Plusieurs jeux politiques de l'accomplissement de cet acte sont à étudier. D'accord, cet acte posé par Jean-Charles Moïse aux yeux des autorités étatiques, montre clairement que le gouvernement en place a failli à sa mission. En suite, cela fait montre aussi que la patrie haïtienne est sombrée dans son pseudo-existence, et par conséquent, l'État haïtien est tombé en dérision auprès des décideurs nationaux et internationaux. Nous comprenons  la dimension de cette affaire. Il s'agit d'un acte réfléchi dévisageant et déshabillant la Justice haïtienne déjà trop faible et corrompue depuis la fondation de l'État haïtien.

Par cet acte, nous voyons la chute de l'État haïtien partant avec les effets du procès tant rêvé sur le dossier ‘’PetroCaribe’’. Il est aussi important de s’interroger de la manière suivante : Jean-Charles Moïse, ne voulait-il pas voir le déroulement d'un tel procès comme celui de la consolidation réalisé sous la gouvernance du Président Antoine Simon? Ou, ne voulait-il pas y être, y compris ses pairs? L'instabilité sociopolitique, l'ingérence de l'international, la violence politique imposées par certains acteurs politiques, sont entre autres, des mécanismes consistant à fragiliser  un pays déjà trop rabougri pour répondre aux revendications primaires de la population martyre de l'inconscience de son sort et de son état.

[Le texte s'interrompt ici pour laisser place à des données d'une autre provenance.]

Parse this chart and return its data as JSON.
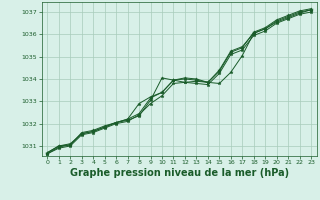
{
  "bg_color": "#d8f0e8",
  "grid_color": "#a8ccbb",
  "line_color": "#1a5c2a",
  "title": "Graphe pression niveau de la mer (hPa)",
  "title_color": "#1a5c2a",
  "title_fontsize": 7.0,
  "xlim": [
    -0.5,
    23.5
  ],
  "ylim": [
    1030.55,
    1037.45
  ],
  "yticks": [
    1031,
    1032,
    1033,
    1034,
    1035,
    1036,
    1037
  ],
  "xticks": [
    0,
    1,
    2,
    3,
    4,
    5,
    6,
    7,
    8,
    9,
    10,
    11,
    12,
    13,
    14,
    15,
    16,
    17,
    18,
    19,
    20,
    21,
    22,
    23
  ],
  "series": {
    "line1": {
      "x": [
        0,
        1,
        2,
        3,
        4,
        5,
        6,
        7,
        8,
        9,
        10,
        11,
        12,
        13,
        14,
        15,
        16,
        17,
        18,
        19,
        20,
        21,
        22,
        23
      ],
      "y": [
        1030.7,
        1031.0,
        1031.1,
        1031.55,
        1031.65,
        1031.85,
        1032.05,
        1032.15,
        1032.35,
        1033.05,
        1034.05,
        1033.95,
        1033.85,
        1033.9,
        1033.85,
        1033.8,
        1034.3,
        1035.05,
        1036.05,
        1036.25,
        1036.55,
        1036.75,
        1036.95,
        1037.1
      ]
    },
    "line2": {
      "x": [
        0,
        1,
        2,
        3,
        4,
        5,
        6,
        7,
        8,
        9,
        10,
        11,
        12,
        13,
        14,
        15,
        16,
        17,
        18,
        19,
        20,
        21,
        22,
        23
      ],
      "y": [
        1030.7,
        1031.0,
        1031.05,
        1031.6,
        1031.7,
        1031.9,
        1032.05,
        1032.2,
        1032.45,
        1033.15,
        1033.4,
        1033.95,
        1034.0,
        1033.95,
        1033.85,
        1034.4,
        1035.25,
        1035.45,
        1036.05,
        1036.25,
        1036.6,
        1036.8,
        1037.0,
        1037.1
      ]
    },
    "line3": {
      "x": [
        0,
        1,
        2,
        3,
        4,
        5,
        6,
        7,
        8,
        9,
        10,
        11,
        12,
        13,
        14,
        15,
        16,
        17,
        18,
        19,
        20,
        21,
        22,
        23
      ],
      "y": [
        1030.65,
        1030.95,
        1031.05,
        1031.55,
        1031.65,
        1031.85,
        1032.05,
        1032.2,
        1032.9,
        1033.2,
        1033.4,
        1033.95,
        1034.05,
        1034.0,
        1033.85,
        1034.35,
        1035.2,
        1035.4,
        1036.1,
        1036.3,
        1036.65,
        1036.85,
        1037.05,
        1037.15
      ]
    },
    "line4": {
      "x": [
        0,
        1,
        2,
        3,
        4,
        5,
        6,
        7,
        8,
        9,
        10,
        11,
        12,
        13,
        14,
        15,
        16,
        17,
        18,
        19,
        20,
        21,
        22,
        23
      ],
      "y": [
        1030.65,
        1030.9,
        1031.0,
        1031.5,
        1031.6,
        1031.8,
        1032.0,
        1032.1,
        1032.4,
        1032.9,
        1033.25,
        1033.8,
        1033.85,
        1033.8,
        1033.75,
        1034.25,
        1035.1,
        1035.3,
        1035.95,
        1036.15,
        1036.5,
        1036.7,
        1036.9,
        1037.0
      ]
    }
  }
}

En effet, nous pouvons, en dépit des diversions politiques, continuer à demander : ‘’Kot Kòb PetwoKaribe a ?’’ Aucun parti politique ne doit infiltrer le mouvement pour empêcher que les dilapidateurs répondent aux questions de la Justice. Et quelle que soit la barrière érigée contre un éventuel procès sur la gestion du fonds de PetroCaribe, les citoyens conscients de leurs rôles à jouer dans l’état actuel du pays, finiront par avoir gain de cause.